The Importance of Bleed

What does it mean when we ask for bleed on a print job?  Bleed elements are any shapes, rules or images that should extend beyond the page boundary, and bleed area is the extra space around the page to accommodate these elements.

To someone not familiar with the printing industry, bleed might not make any sense and seem like a nuisance. If my job is 8.5 x 11, why can’t my PDF be 8.5 x 11?

Here are the facts. If you have graphic objects that extend all the way to the edge of the page, and the PDF size matches the page (Trim Box) size, we can certainly print that file, all day and every day. The problems start when we reach the trimming stage in our bindery department.

We can cut that 8.5 x 11 flyer right along the edges. But the cutting process is not perfect.  Invariably, you will have a tiny sliver of white paper leaking through on at least one edge. We could continue cutting your flyer – white paper is just as easy to cut as paper with ink on it. But the end product is unsightly, and it looks like we didn’t do our job properly.

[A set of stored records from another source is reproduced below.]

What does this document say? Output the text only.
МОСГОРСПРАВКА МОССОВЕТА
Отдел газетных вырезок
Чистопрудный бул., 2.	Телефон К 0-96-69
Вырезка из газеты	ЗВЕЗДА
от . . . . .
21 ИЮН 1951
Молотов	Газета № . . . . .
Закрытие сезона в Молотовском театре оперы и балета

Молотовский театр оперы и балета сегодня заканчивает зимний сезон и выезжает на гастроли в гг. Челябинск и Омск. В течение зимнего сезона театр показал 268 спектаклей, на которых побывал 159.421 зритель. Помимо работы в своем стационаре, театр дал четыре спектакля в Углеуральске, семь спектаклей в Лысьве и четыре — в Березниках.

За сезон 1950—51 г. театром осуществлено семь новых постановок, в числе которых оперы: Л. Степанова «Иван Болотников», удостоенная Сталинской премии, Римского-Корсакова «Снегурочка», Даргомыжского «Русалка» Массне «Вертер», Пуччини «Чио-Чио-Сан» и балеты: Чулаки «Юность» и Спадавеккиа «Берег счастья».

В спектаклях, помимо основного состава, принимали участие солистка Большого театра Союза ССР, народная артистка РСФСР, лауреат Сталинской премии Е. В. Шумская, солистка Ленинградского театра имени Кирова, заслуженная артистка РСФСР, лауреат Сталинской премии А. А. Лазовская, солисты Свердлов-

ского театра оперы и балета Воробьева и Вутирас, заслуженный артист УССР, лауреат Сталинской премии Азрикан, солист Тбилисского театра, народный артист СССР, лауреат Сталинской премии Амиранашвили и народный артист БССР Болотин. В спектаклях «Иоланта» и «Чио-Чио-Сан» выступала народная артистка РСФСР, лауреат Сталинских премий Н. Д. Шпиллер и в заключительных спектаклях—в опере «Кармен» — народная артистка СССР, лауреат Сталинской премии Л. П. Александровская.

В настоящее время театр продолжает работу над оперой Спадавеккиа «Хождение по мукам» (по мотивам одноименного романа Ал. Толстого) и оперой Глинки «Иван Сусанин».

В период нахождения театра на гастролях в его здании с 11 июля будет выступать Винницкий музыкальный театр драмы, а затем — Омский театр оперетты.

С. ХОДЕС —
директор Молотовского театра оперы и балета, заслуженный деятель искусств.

That’s the last thing we want. So to remedy this issue, we are proactive. If you give us a file that requires bleed, but no bleed exists on the PDF page, you can expect us to contact you to request the bleed.

We know – this is an aggravation. You already created your PDF. You might want to say, just deal with it –make it work somehow! Trim the job a little smaller, or enlarge the PDF page. But you must understand that these are not solutions. When we do these things, we will probably encounter a host of other problems. Items within the trim area that are close to the trim might end up falling off the edge. Then you must consider the time factor –our prepress department trying to doctor in bleed, or the knife operator cutting small stacks to keep those white edges from cropping up.

So please – give us the bleed we need! The industry standard in 1/8 of an inch –0.125” in decimal format. If you work in picas and points, this amount equals 9 points. This image shows how to set the bleed area in Adobe InDesign (a popular application for desktop publishing), under File: Document Setup:

InDesign Bleed Settings


Once this is set, you must also make certain that any items that reach the page edge are extended to the bleed edge. In InDesign, you can see this bleed edge very easily by Choosing View: Screen Mode: Normal, and then View: Grids and Guides: Show Guides. The bleed edge is usually a red frame outside the page boundary. You can also choose View: Screen Mode: Bleed. In this mode, the bleed is shown as a white space around the page edge, with objects beyond the bleed hidden and the pasteboard colored gray by default.

Another item worth mentioning, along with bleed – if you have something very close to the trim that is NOT supposed to bleed (such as a line of text), it's a good idea to move it at least 1/8 inch inside and away from the page edge.

Now we come to the final stumbling block, and the most common mistake of all. Even though all of the bleed has been added correctly, it doesn't end up in the PDF output. To ensure that the bleed is included in the PDF, make certain to set the bleed in the InDesign PDF Export dialog box:

PDF Export Bleed Settings

And remember –marks are unnecessary! Many designers mistakenly think that marks are helpful. But we will not use your marks – we end up throwing those away and adding new ones. If you must include marks for your own benefit, please mark certain that the marks are offset 0.125”, so that they live outside of the bleed area.

And yes – with bleed added, your PDF will look a little goofy. It doesn’t look like the  finished job with all of the extra stuff around the edges, and it certainly can’t serve as a proof. That IS a problem. Our suggestion is – using Acrobat Professional, if you have it – to go to Preferences, Page Display:

Acrobat Display Preferences

Then Enable “Show Art, Trim & Bleed Boxes”.

The PDF page will remain oversized, but at least you will see a colored rule that represents the final trim size of the job. Maybe one day, Adobe will add an Acrobat feature that actually hides the bleed –similar to Preview mode in InDesign. But as things stand, we have to live with the extra clutter around the edges.

And what about crossovers in booklets? I don’t need bleed in the spine area of a saddlestitch book, you say. Plus, I want to see my crossover images in my PDF.

You can! We encourage you to go to your Resource Center and download our settings and instructions for PDF Export from InDesign. If you have an InDesign booklet document with Facing Pages enabled, go to File: Document Setup and unlock the bleed constraints. Then set the Inside Bleed to 0, but maintain the bleed around the other three edges:

In Acrobat, you can view the PDF in two page readers spreads. Under View: Page Display, select Two Page View, and enable Show Cover Page in Two Page View. When you do this, you will see your seamless crossover images.

Remember – in your document, please leave the booklet in reader’s spreads! We are the ones that will build your printer’s spreads. If you make printer’s spreads, you do a lot more harm than good. We won’t be able to paginate your job properly, or preview any crossover elements.

A final word: when you give us your PDF with the bleed area included, and bleed elements extended through this bleed area, please remember – we are saying thank you, every time! Lack of bleed is the number one problem with PDF files we receive. When we work our way past this issue, your job’s production will be much faster and easier, and the edges will look the way they were meant to look.